Smashy smashy! The Crystal Ball foresees there will be a lot of
crushing, smashing, throwing, and breaking in this film. As a
superhero the Hulk has a tough time, though, because despite the fact
that he's fueled by rage, he can't go around popping heads off bad guys
like dandelions. He'll have to find a way to destroy a lot of
equipment without killing anyone, or he'll have to fight some big
powerful evil creature.
We're certain to see both sides of the Hulk in this
movie...the angry smashing Hulk, and his wussy alter-ego Dr. David Bruce
Banner. Picture this: after a hard day of throwing tanks through
buildings, the Hulk takes a nap in a field. He wakes up as Banner
an hour later, his clothes tattered from his Hulkification. He
rushes home to find his girlfriend sitting at the dinner table, the
meatloaf is cold and the candles have burned out. She turns to him
and speaks:
"Where were you? You were due home at six, mister!

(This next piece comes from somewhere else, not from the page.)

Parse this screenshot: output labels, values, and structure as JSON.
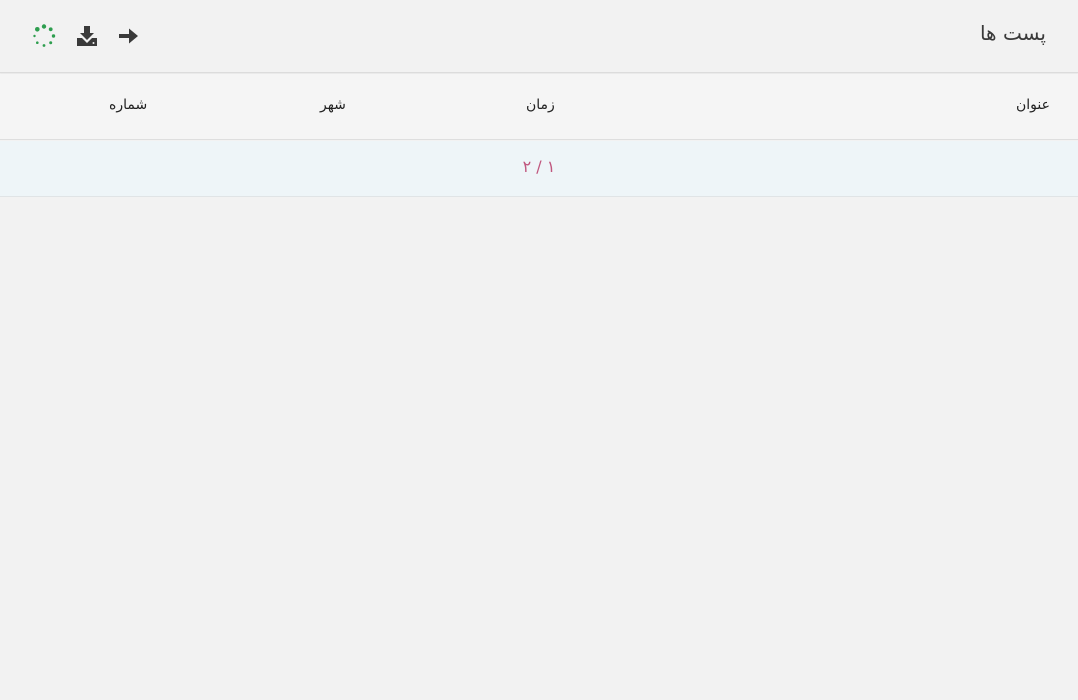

Dinner's ruined and I'm starving. And what happened to your
clothes? Are those the slacks I bought you at the Gap? I
gave you those as a birthday present, and you ruined them! You're
making me angry, and you wouldn't like me when I'm angry!" That'd
be a nice homage to Bill Bixby's famous line, and you know it'll be in
there somewhere.
In fact, the Masked Reviewer would be surprised if there aren't quite
a few anger management jokes. Perhaps Banner will get a personal
trainer, a big mean bully, to help him work out before he becomes the
Hulk (great spot for the inevitable
Lou Ferrigno cameo). Banner will try to bench press 100 pounds
and the big mean bully will say "You couldn't press your pants!"
But, see, later in the movie, the same cocky bodybuilder will run into
an angry Hulk in a dark alley, and the Hulk will take the trainer's
fancy convertible and smash it down into a paperweight. You go,
Hulk!
You know, the TV show was called "The Incredible Hulk," and the movie
is just The Hulk. What happened? Isn't he incredible
anymore? Maybe that's why he's so grouchy...self-esteem issues.
"Oh, he's not all that incredible these days." Words can hurt,
people.
Because the Hulk isn't exactly Shakespeare ("HULK SMASH!") we can
expect that his on-screen time will treat him more like a horror flick
monster than a hero. We'll be scared by the Hulk, worried that
he'll unleash his rage on someone we care about, like Banner's
girlfriend. He'll pop out of nowhere a few times, and
he'll have people slowly turning their flashlights towards him as they
realize he's standing right next to them. But he'll only smash the
bad guys.
Of course, Banner will have to try and stop the Hulk, and he won't be
getting the kind of help he needs from the military. The Masked
Reviewer sees that there will be a lot of references to Jekyll and Hyde.
It's too bad they made that into a Broadway musical rather than the
Hulk. It could've closed with "It's Not Easy Being Green".
Someone in the movie will say, at some point, "I don't know, but it
sure as heck wasn't the Jolly Green Giant!"
And the girlfriend, when she realizes that Banner is the Hulk
and sees the Hulk moving in on her, will almost certainly remark
"Bruce...you've been working out."
By the way, Bruce is a good name, it's got a nice, heroic ring to it:
Bruce Banner, Bruce Wayne, Bruce Springstein, Bruce Lee, Bruce Villanch.
Very butch.
Banner will eventually figure out that the Hulk isn't all bad and
could be used to help the world. He'll use his brains to save the day and stop the
evil bad guy by putting himself in a position where the Hulk can destroy
a lot of stuff.
But don't count on The Hulk ending with the main characters
dying off, as in Ang Lee's Crouching Tiger, Hidden Dragon; if
The Hulk doesn't end poised for a sequel, the Masked Reviewer will
eat his mask.
If the movie can keep from looking too much like a videogame, it
might be fun. Part Godzilla, part Jekyll and Hyde,
part Frankenstein -- with a whole lotta smashin'.